There is no doubt that the topic of pay transparency and what it means will continue to be in the spotlight, especially as we head into the 2020 presidential election. With a clear and shared vision of what your organization wants to say about compensation to whom and when, companies will have a much better chance of mitigating any unintended consequences of staying silent on the pay issues that have become part of today’s global conversations.

Key Takeaways

Trends are by definition a general direction. As such, they warrant our careful attention and companies of all sizes and ownership structures should take note.

When it comes to the expansion of the compensation committee’s responsibilities, it’s doubtful that any company can determine “it’s not right for us.” Taking a closer look and becoming more actively involved in broad human capital issues such as succession planning, leadership development, and diversity and inclusion are becoming a key underpinning to the execution of your business strategy.

Getting performance measurement “right” continues to be a key priority for the committee—as illustrated by the fact that three of our top five topics are variations on this theme. When thoughtfully applied, “adjusted” GAAP metrics can strengthen the link between management performance and pay, but we advise companies to conduct regular reviews and develop a set of rules to guide any adjustments to ensure they are even-handed and defensible.

Similarly, companies should pay close attention to the growing call for ESG measures—this movement cannot be overlooked. Focus first on understanding your company’s baseline position, determine what matters most to your business and your constituencies, and establish broad goals. For some companies, it will be a natural next step to include one or more of those goals in executive incentive plans, while for others a strong communication plan may be the right approach.

Third, we believe that most companies, after evaluating the re-emergence of EVA, will agree that its performance dimensions—profit, growth, and capital efficiency—ought to be captured in some way in the incentive plan framework, though EVA itself may not be necessary other than as a sanity check vis-a-vis proxy advisor pay-for-performance assessments. And of course, any and all measures should reflect your unique market, operating environment, and strategy.

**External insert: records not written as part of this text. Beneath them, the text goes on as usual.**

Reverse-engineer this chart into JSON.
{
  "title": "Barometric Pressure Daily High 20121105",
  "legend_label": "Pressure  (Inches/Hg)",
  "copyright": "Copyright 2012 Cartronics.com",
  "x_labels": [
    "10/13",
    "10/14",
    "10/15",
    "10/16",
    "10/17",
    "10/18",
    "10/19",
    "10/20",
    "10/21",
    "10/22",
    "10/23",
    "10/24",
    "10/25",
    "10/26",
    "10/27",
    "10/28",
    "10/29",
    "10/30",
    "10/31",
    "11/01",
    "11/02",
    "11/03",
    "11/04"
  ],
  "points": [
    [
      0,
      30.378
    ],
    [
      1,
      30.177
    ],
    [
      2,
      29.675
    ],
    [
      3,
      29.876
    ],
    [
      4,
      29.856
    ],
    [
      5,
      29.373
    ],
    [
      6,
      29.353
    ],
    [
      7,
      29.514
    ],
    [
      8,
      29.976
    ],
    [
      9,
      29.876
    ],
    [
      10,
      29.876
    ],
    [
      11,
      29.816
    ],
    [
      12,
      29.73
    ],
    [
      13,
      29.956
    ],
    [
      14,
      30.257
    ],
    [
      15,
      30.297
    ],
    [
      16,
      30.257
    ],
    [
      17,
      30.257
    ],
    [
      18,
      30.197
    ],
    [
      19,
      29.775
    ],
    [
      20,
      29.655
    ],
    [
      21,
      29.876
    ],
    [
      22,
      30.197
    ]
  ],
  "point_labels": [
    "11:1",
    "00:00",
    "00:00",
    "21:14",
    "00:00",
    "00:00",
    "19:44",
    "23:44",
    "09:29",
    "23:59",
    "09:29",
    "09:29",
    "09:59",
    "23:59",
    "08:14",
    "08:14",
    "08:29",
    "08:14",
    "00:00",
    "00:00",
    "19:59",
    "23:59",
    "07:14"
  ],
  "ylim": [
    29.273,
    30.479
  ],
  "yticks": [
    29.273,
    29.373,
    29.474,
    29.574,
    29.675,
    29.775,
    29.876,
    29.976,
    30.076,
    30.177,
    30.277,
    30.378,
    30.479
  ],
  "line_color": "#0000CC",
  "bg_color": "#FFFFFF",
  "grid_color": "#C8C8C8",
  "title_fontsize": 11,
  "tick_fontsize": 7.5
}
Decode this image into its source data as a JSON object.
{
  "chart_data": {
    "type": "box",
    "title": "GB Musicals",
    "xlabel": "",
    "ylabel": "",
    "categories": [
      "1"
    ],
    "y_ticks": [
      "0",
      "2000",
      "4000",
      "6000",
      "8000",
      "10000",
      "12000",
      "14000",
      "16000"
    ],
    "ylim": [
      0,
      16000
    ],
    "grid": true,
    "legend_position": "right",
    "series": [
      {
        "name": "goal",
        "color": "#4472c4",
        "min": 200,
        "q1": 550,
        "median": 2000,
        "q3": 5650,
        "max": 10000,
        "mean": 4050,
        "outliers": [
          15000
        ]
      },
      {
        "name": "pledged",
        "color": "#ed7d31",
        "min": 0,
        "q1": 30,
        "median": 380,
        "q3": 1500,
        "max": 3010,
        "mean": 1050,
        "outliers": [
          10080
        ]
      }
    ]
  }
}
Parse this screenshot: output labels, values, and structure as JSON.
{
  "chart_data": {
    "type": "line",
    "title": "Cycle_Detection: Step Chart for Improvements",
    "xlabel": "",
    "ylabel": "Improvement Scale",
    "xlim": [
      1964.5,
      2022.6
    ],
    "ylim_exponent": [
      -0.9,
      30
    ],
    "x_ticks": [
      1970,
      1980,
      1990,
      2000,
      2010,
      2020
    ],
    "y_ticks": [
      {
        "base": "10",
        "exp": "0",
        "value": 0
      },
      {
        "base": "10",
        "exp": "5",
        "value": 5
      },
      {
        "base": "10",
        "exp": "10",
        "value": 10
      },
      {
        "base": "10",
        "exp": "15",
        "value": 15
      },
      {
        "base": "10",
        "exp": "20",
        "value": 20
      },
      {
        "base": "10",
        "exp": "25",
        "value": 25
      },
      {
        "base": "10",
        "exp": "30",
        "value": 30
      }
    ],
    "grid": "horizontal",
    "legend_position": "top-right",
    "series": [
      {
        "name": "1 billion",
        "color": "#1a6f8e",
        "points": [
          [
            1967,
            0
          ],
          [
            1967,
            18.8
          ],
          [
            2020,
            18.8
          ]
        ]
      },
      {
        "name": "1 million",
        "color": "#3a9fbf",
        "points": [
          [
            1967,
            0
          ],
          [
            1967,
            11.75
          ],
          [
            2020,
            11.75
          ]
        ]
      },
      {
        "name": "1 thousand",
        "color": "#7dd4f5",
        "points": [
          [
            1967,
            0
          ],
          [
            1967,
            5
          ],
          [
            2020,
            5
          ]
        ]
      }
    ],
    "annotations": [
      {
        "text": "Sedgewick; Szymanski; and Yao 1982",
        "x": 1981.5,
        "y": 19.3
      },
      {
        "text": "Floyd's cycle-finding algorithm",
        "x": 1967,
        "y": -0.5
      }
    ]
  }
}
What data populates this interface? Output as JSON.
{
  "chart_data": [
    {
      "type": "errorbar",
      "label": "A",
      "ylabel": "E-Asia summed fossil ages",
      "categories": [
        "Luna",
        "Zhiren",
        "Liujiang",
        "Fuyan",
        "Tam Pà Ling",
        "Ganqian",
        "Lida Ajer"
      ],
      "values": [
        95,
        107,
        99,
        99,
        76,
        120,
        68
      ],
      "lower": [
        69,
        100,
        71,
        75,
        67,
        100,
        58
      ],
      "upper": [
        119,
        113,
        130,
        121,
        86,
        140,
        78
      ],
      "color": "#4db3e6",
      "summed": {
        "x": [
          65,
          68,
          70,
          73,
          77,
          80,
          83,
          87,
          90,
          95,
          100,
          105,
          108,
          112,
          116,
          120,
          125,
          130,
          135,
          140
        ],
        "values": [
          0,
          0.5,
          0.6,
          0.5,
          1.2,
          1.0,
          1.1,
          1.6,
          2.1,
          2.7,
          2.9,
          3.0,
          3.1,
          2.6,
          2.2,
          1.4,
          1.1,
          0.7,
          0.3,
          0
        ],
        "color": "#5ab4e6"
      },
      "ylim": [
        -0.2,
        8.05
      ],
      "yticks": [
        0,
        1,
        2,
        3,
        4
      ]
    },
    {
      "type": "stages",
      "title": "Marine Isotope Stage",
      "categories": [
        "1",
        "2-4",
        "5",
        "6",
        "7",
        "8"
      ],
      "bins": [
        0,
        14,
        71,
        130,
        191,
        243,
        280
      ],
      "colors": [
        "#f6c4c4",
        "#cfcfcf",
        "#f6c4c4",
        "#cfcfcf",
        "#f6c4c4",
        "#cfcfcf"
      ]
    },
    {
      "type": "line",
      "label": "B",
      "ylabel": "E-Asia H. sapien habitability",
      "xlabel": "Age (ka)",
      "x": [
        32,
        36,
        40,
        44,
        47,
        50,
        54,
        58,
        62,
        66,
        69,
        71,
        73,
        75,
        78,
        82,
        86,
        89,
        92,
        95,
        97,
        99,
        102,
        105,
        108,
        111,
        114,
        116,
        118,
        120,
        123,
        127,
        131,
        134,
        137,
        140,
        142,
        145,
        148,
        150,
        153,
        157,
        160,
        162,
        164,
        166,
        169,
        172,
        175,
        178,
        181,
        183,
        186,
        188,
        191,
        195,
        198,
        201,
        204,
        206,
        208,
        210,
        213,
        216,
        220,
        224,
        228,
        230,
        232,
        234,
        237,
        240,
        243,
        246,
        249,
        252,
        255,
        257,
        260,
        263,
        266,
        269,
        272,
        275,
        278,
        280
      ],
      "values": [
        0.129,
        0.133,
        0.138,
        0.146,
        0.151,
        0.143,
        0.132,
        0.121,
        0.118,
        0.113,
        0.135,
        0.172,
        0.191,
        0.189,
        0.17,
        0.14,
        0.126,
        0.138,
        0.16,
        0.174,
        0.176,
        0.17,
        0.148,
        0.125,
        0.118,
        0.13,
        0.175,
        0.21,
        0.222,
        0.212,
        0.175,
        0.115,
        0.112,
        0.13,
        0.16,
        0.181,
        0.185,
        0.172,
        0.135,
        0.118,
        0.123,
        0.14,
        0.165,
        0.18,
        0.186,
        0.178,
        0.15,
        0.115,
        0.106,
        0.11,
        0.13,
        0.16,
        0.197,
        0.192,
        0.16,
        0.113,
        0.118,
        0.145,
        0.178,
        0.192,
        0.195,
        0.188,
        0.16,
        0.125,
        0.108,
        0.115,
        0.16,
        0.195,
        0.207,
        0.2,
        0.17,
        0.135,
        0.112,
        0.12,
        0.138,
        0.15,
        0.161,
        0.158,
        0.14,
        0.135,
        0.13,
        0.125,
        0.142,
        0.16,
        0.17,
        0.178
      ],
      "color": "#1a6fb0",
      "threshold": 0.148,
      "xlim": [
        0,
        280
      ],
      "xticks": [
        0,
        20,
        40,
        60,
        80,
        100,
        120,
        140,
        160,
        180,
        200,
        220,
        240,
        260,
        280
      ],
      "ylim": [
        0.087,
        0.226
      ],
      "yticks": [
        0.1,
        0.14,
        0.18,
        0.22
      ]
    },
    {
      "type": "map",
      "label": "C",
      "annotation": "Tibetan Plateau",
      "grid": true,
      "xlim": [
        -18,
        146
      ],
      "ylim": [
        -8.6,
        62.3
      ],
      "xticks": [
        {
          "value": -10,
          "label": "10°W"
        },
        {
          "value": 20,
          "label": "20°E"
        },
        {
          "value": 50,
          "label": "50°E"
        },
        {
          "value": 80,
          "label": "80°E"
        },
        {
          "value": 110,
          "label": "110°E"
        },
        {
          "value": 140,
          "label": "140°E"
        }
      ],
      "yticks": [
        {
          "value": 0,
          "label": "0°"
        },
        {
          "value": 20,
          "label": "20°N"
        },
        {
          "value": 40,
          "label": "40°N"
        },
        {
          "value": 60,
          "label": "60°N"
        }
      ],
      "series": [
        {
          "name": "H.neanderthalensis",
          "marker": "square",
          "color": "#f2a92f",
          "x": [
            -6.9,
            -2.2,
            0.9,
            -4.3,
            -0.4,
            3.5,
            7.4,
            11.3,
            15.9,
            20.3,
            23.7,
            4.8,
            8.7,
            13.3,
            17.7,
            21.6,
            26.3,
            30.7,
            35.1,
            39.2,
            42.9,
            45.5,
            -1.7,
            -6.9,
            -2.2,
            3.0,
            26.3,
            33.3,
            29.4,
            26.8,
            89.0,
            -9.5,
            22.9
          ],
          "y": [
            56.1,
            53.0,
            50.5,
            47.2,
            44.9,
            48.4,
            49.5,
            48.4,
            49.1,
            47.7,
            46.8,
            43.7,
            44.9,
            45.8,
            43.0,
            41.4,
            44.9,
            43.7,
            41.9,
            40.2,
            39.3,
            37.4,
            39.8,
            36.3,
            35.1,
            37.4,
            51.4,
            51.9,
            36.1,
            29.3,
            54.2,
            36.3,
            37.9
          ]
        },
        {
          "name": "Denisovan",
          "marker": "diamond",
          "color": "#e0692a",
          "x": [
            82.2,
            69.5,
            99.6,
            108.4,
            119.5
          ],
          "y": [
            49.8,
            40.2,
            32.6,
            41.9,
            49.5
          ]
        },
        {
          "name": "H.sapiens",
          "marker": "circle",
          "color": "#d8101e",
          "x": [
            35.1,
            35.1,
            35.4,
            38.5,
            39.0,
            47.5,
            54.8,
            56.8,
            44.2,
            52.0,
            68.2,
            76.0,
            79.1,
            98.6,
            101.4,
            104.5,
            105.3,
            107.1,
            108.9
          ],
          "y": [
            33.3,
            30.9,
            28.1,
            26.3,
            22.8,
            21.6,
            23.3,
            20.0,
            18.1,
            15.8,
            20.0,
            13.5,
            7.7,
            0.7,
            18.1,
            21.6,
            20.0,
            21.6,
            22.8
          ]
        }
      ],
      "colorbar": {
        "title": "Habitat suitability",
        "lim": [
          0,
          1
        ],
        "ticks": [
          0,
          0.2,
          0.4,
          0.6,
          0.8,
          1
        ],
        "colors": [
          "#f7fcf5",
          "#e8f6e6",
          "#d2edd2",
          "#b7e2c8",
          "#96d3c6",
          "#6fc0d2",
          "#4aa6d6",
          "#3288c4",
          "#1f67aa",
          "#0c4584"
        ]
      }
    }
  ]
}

Lastly, there is an ever-increasing expectation on the part of all stakeholders for greater levels of communication and transparency about compensation and human capital management. We believe it is important to create a communications approach based on “strategic transparency” that targets the right audiences with the right messages. Thoughtful and consistent messaging not only prevents problems but can also improve culture and positively differentiate your organization.